France Becomes the First Country to Ban Disposable Plastic Cups, Plates

By: Christopher Hassiotis

France is moving towards a system in which disposable, one-use cups and plates will be made of biodegradable material. Kevin Kurek/EyeEm/Getty Images
France is moving towards a system in which disposable, one-use cups and plates will be made of biodegradable material. Kevin Kurek/EyeEm/Getty Images

In an effort to stem excessive waste, France has passed a law banning disposable plastic cups, plates and cutlery. The sweeping new law falls under the country's Energy Transition for Green Growth Act initiative, but does make exceptions for compostable products made from biosourced materials.

These bioplastics are made from plant materials —cane sugar or corn, for instance, or from plant byproducts like wood bark and corn husks — can decompose at rates significantly quicker than those of traditional plastics made from petrochemical processing.


Full Width
France's new law will make exceptions for cups made from degradable, compostable materials like bioplastics.
Sam Whitfield/Flickr

This new ban on single-use plastic goods goes into effect in 2020, and is just the latest step in the country's fight against waste and economic damage — this past July, France banned the use of the kind of flimsy, disposable plastic bag commonly used in supermarkets and grocery stores. Other countries, and some U.S. cities and states, have similar bans in place.
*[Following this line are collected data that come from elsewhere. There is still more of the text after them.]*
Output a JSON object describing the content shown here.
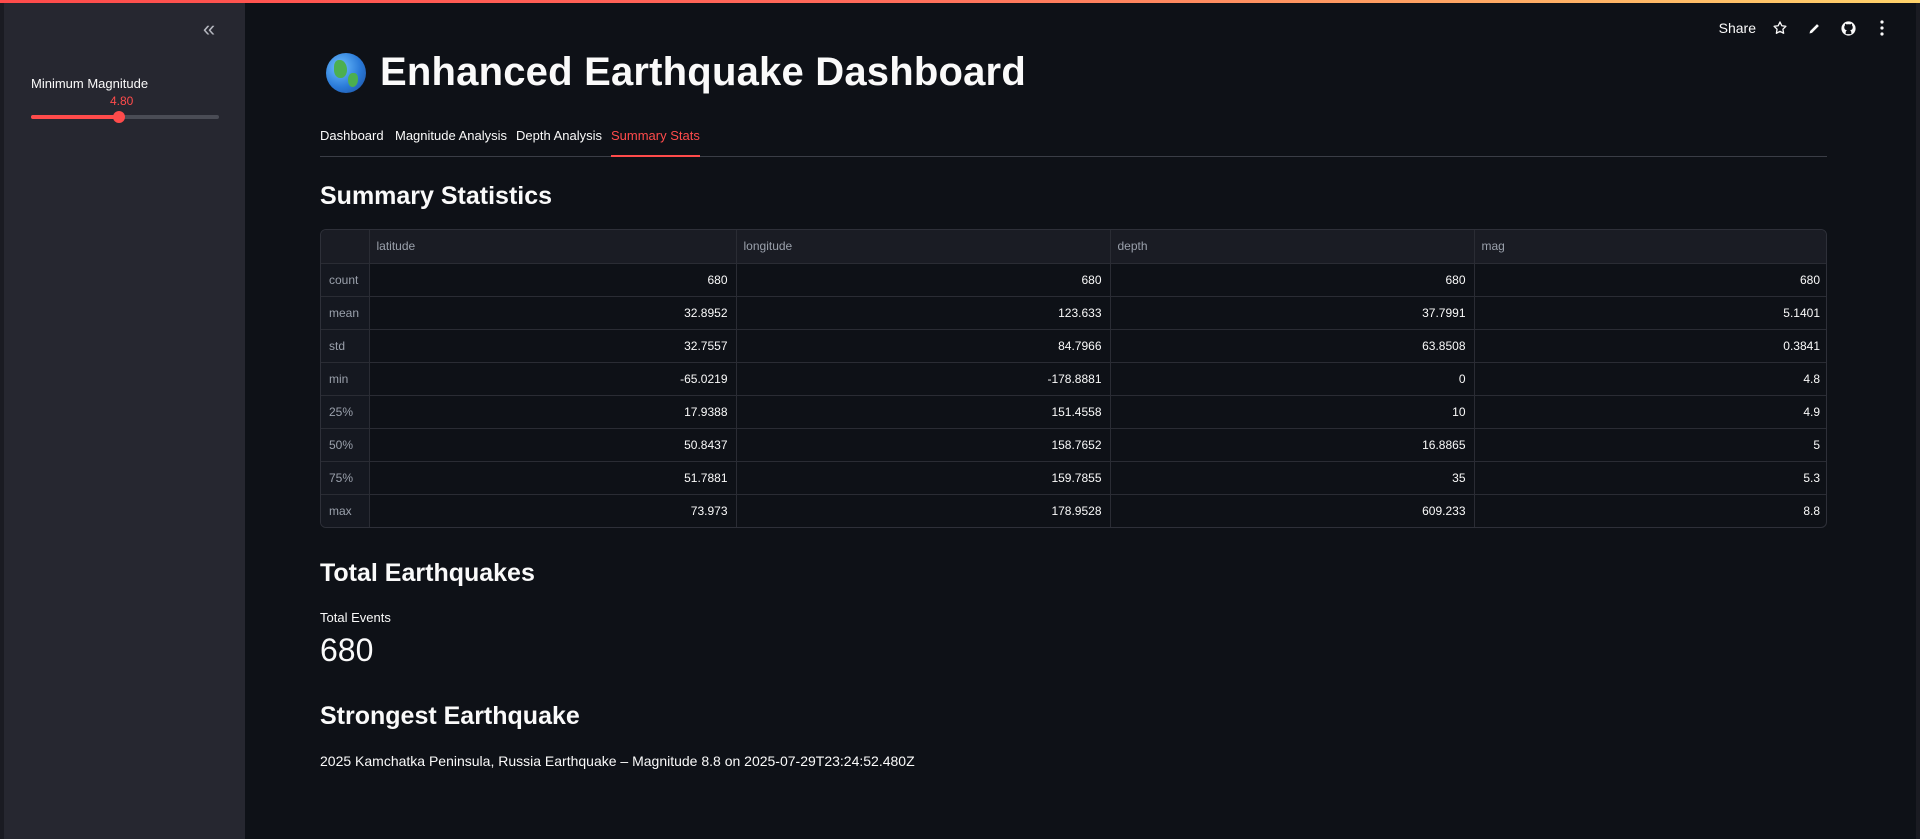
{
  "sidebar": {
    "collapse_icon": "double-chevron-left-icon",
    "slider": {
      "label": "Minimum Magnitude",
      "value": "4.80",
      "fraction": 0.47
    }
  },
  "toolbar": {
    "share_label": "Share",
    "icons": [
      "star-icon",
      "pencil-icon",
      "github-icon",
      "more-vertical-icon"
    ]
  },
  "header": {
    "emoji_icon": "globe-americas-icon",
    "title": "Enhanced Earthquake Dashboard"
  },
  "tabs": [
    {
      "label": "Dashboard",
      "active": false
    },
    {
      "label": "Magnitude Analysis",
      "active": false
    },
    {
      "label": "Depth Analysis",
      "active": false
    },
    {
      "label": "Summary Stats",
      "active": true
    }
  ],
  "summary": {
    "heading": "Summary Statistics",
    "columns": [
      "latitude",
      "longitude",
      "depth",
      "mag"
    ],
    "rows": [
      {
        "label": "count",
        "values": [
          "680",
          "680",
          "680",
          "680"
        ]
      },
      {
        "label": "mean",
        "values": [
          "32.8952",
          "123.633",
          "37.7991",
          "5.1401"
        ]
      },
      {
        "label": "std",
        "values": [
          "32.7557",
          "84.7966",
          "63.8508",
          "0.3841"
        ]
      },
      {
        "label": "min",
        "values": [
          "-65.0219",
          "-178.8881",
          "0",
          "4.8"
        ]
      },
      {
        "label": "25%",
        "values": [
          "17.9388",
          "151.4558",
          "10",
          "4.9"
        ]
      },
      {
        "label": "50%",
        "values": [
          "50.8437",
          "158.7652",
          "16.8865",
          "5"
        ]
      },
      {
        "label": "75%",
        "values": [
          "51.7881",
          "159.7855",
          "35",
          "5.3"
        ]
      },
      {
        "label": "max",
        "values": [
          "73.973",
          "178.9528",
          "609.233",
          "8.8"
        ]
      }
    ]
  },
  "total": {
    "heading": "Total Earthquakes",
    "metric_label": "Total Events",
    "metric_value": "680"
  },
  "strongest": {
    "heading": "Strongest Earthquake",
    "text": "2025 Kamchatka Peninsula, Russia Earthquake – Magnitude 8.8 on 2025-07-29T23:24:52.480Z"
  },
  "colors": {
    "accent": "#ff4b4b",
    "background": "#0e1117",
    "sidebar": "#262730"
  }
}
According to one estimate, in 2010 eight million tons of plastic waste found their way into the ocean. Scientists warn that unless our waste is better managed, that number could increase by as much as 10 times in the coming years.

But despite its potential benefits, bioplastics are not a complete solution. For one thing, some plant-based plastics must be commercially composted, a process which itself requires a significant amount of energy to be spent. And others argue that creating plastics from products like corn will have negative repercussions on farming and the price of food. Not all are embracing the new law.

"My members are not against bioplastics or new products," Eamonn Bates, secretary general of the food-packaging industry association Pack2GoEurope, told CNN. "But the industry does oppose them being imposed for certain applications especially when the life-cycle analysis shows that there is no environmental basis for doing so," he said, emphasizing that the group will petition the European Commission to overrule the ban on ground of free-trade rule violations.

Full Width
Though the fries may be French, by 2020 the disposable plastic utensils won't be.
Maximilian Stock Ltd./Getty Images

On the other hand, some see this as just a first step — French politician Arash Derambarsh, who's been involved in waste issues and worked to ban French supermarkets from throwing away unsold food, has suggested he'd like to see the ban on plastics extend across the entirety of Europe.

Then again, France has always been a trendsetter, particularly when it comes to fashion. Perhaps the country should take note of Jalilia Essaidi, a Dutch clothing designer and artist whose couture looks are made from bioplastics sourced from cow dung.